1 exécutoire & 1 expédition à : Me GAULT
1 expédition à : Me GREGORI – DRIFP – SAS SOTRAMO PAROLA – le 26/06/2025
EXPOSE DU LITIGE :
Le 1er décembre 2022, la DRFIP PACA et des BOUCHES DU RHONE a émis un titre de perception de 102.900 euros ( numéro de facture PACA 22 2600090721- référence du titre : 013000 009 0700084 2505280202200016053) afférent à la liquidation partielle de l’astreinte administrative fondée sur l’arrêté préfectoral du [Localité 5] du 27 octobre 2022 à l’encontre de la SAS SOTRAMO PAROLA.
Par courrier du 26 janvier 2023, la société SOTRAMO a par l’intermédiaire de son conseil exercé un recours administratif préalable obligatoire auprès de la la DRFP PACA et des BOUCHES DU RHONE.
Par courrier du 07 février 2023, la DRFP PACA et des BOUCHES DU RHONE a indiqué au conseil de la société SOTRAMO PAROLA avoir réceptionné son recours administratif portant annulation du titre exécutoire visé ci avant, suspension de son exécution et décharge de la somme de 102.900 euros au 30 janvier 2023 et l’a informé de sa transmission à la Direction Départementale de la Protection des Populations de la préfecture du [Localité 5].
Le 31 aout 2023, la société SOTRAMO a saisit le tribunal administratif de Nîmes en annulation du titre exécutoire et en contestation de la décision implicite de rejet de son recours.
Ce recours est enregistré sous le numéro 2303205-4.
Le 12 octobre 2023, la Direction Régionale des Finances Publiques (DRFIP) PACA et des Bouches du Rhône a en exécution du titre de perception mis en demeure valant commandement de payer la société SOTRAMO PAROLA la somme de 113.190 euros comprenant une majoration de 10.290 euros.

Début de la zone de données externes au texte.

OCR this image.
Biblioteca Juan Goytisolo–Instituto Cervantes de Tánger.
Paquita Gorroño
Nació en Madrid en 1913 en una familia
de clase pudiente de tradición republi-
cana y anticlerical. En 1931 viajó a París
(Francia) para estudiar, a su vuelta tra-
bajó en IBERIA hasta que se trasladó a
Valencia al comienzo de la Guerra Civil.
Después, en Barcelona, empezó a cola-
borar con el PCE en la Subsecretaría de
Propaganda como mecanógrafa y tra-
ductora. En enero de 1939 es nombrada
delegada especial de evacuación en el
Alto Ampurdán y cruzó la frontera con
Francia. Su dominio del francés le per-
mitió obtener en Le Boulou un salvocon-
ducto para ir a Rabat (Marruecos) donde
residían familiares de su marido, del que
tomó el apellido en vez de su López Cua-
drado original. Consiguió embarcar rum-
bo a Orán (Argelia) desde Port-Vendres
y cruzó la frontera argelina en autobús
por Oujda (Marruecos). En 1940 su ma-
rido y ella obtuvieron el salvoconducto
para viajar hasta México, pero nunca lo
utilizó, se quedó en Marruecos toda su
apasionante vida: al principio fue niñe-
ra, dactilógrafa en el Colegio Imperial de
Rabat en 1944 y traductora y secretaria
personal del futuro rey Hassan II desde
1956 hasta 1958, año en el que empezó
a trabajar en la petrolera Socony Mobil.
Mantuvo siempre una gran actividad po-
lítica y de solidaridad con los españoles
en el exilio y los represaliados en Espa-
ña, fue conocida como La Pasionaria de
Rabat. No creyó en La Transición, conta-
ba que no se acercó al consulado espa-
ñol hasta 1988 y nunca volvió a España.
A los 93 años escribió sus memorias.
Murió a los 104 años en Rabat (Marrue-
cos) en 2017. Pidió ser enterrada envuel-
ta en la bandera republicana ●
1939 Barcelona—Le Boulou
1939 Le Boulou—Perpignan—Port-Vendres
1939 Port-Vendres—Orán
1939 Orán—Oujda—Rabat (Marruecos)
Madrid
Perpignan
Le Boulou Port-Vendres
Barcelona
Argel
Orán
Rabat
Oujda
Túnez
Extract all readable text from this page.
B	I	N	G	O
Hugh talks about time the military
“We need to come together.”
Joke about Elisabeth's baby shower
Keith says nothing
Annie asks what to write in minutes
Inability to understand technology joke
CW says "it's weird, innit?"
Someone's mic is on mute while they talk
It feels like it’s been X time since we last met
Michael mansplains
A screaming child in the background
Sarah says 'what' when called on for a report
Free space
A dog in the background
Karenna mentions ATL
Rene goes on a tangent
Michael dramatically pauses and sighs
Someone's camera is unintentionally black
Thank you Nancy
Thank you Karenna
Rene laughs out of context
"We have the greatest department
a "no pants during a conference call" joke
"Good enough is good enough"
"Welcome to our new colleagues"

Le 22 novembre 2023, la société SOTRAMO a exercé auprès de la direction régionale de la DRFIP PACA un recours administratif préalable obligatoire pour obtenir l’annulation et la suspension de la mise en demeure du 12 octobre 2023 et de tout acte de recouvrement à son endroit.
Le courrier a été réceptionné le 24 novembre 2023.
Par acte du 18 mars 2024, la SAS SOTRAMO PAROLA a attrait M.le Comptable public en charge du recouvrement des créances non fiscales de la DRFIP PACA et des Bouches du Rhône devant le juge de l’exécution aux fins notamment d’obtenir la nullité et la mainlevée de la mise en demeure du 12 octobre 2023, outre la restitution des sommes perçues sous astreinte de 200 euros par jour de retard et la décharge de la somme à payer de 102.900 euros.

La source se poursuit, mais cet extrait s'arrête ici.